En référence à la chronique de Michel Guerrin parue dans “Le Monde” le 20.09.2019, je vous propose ici quelques réflexions.

Tout d’abord, merci à M. Guerrin de rappeler que la culture disparaît de tous les niveaux de discours et d’actions publiques et collectives. Il est en effet inquiétant que les politiques et les institutions gouvernementales et supra-gourvenementales passent à la trappe une dimension fondamentale de nos expériences de vivre-ensemble : la culture en générale, et les cultures et expressions culturelles en particulier, qui sont les parts les plus visibles et spectaculaires de la dimension culturelle qui participe à définir ce que nous sommes toutes et tous, avec nos similitudes et nos différences.

Rappeler aussi qu’il est important de soutenir les actrices et acteurs culturel-le-s qui sont au premier loge pour proposer du culturel, dont nous avons besoin pour nourrir notamment nos projets de société, de vie dans des collectifs, et de définitions de nous-mêmes.

Soutenir une pluralité, une diversité d’expressions artistiques et culturelles, c’est se donner davantage de pistes d’inspiration – et de bonnes inspirations – lors de décisions politiques, sociales, internationalistes, … et par conséquent : notamment féministes et climatiques.

Alors que ces mouvements connaissent actuellement une participation accrue, il semble important que nous y mettions du matériau pour la construction de mondes alternatifs à celui qui connaît aujourd’hui croissance démesurée et exploitation et discrimination des minorités. Un matériau présent sous la main, mais dont on ne mesure pas forcément la valeur et la centralité : la culture.
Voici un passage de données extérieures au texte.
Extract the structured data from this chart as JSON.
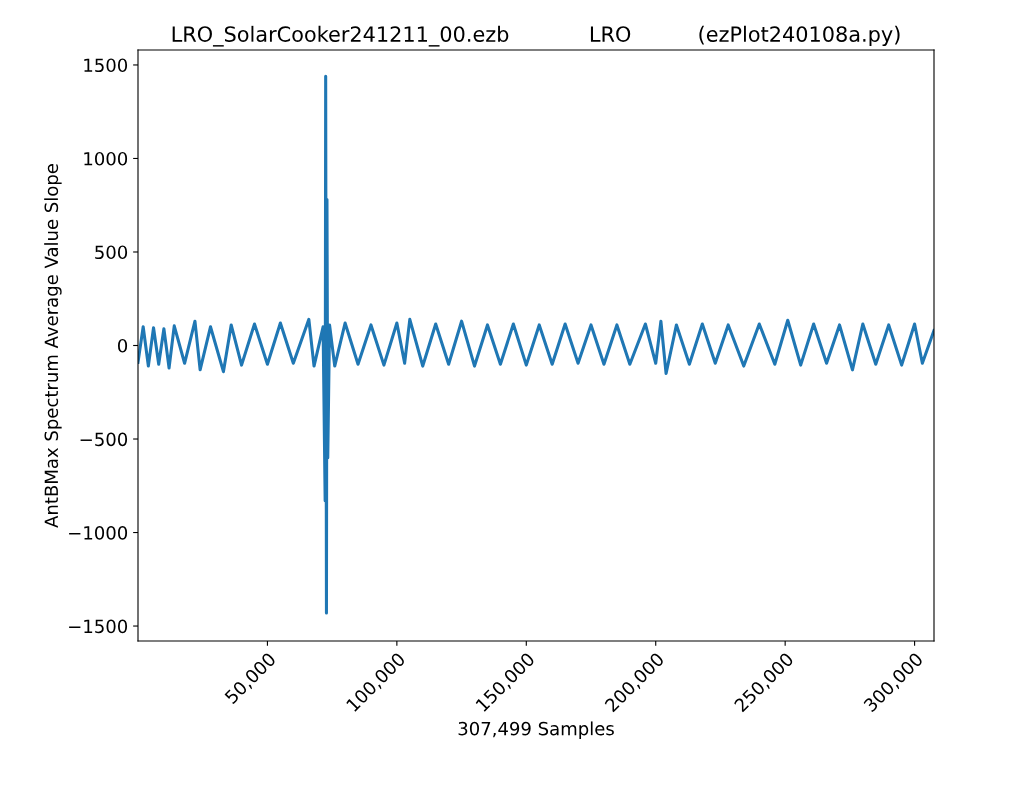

Point sur lequel je me distancie de M. Guerrin est la façon ou les façons de concevoir la culture. Dans les sciences humaines et sociales, cette notion est fortement discutée, pour ne pas tomber ni dans un essentialisme qui figerait la culture en une seule définition d’un peuple par exemple, ni non plus dans un régionalisme qui multiplierait à l’infini les définitions de ces mêmes peuples. Au fond, le problème se trouve dans l’idée même de “définition”. Il n’est pas sûre que chacun-e d’entre nous ait ce besoin de définition culturelle. Cependant, il est possible de concevoir, la dimension culturelle comme un trait dynamique qui apporte du goût, du sens, de la valeur, etc. à tout ce qui constitue notre quotidien et notre vivre-ensemble-au-monde. Avoir une approche collective (collectiviste) et non individualisée (en tant que personne physique, mais aussi en tant que groupe de personnes) de la culture, cela me semble être une piste et une réflexion à avoir urgemment (par rapport au climat) et résolument (pour en finir avec des systèmes anti-sociaux, tel que le patriarcat et le capitalisme).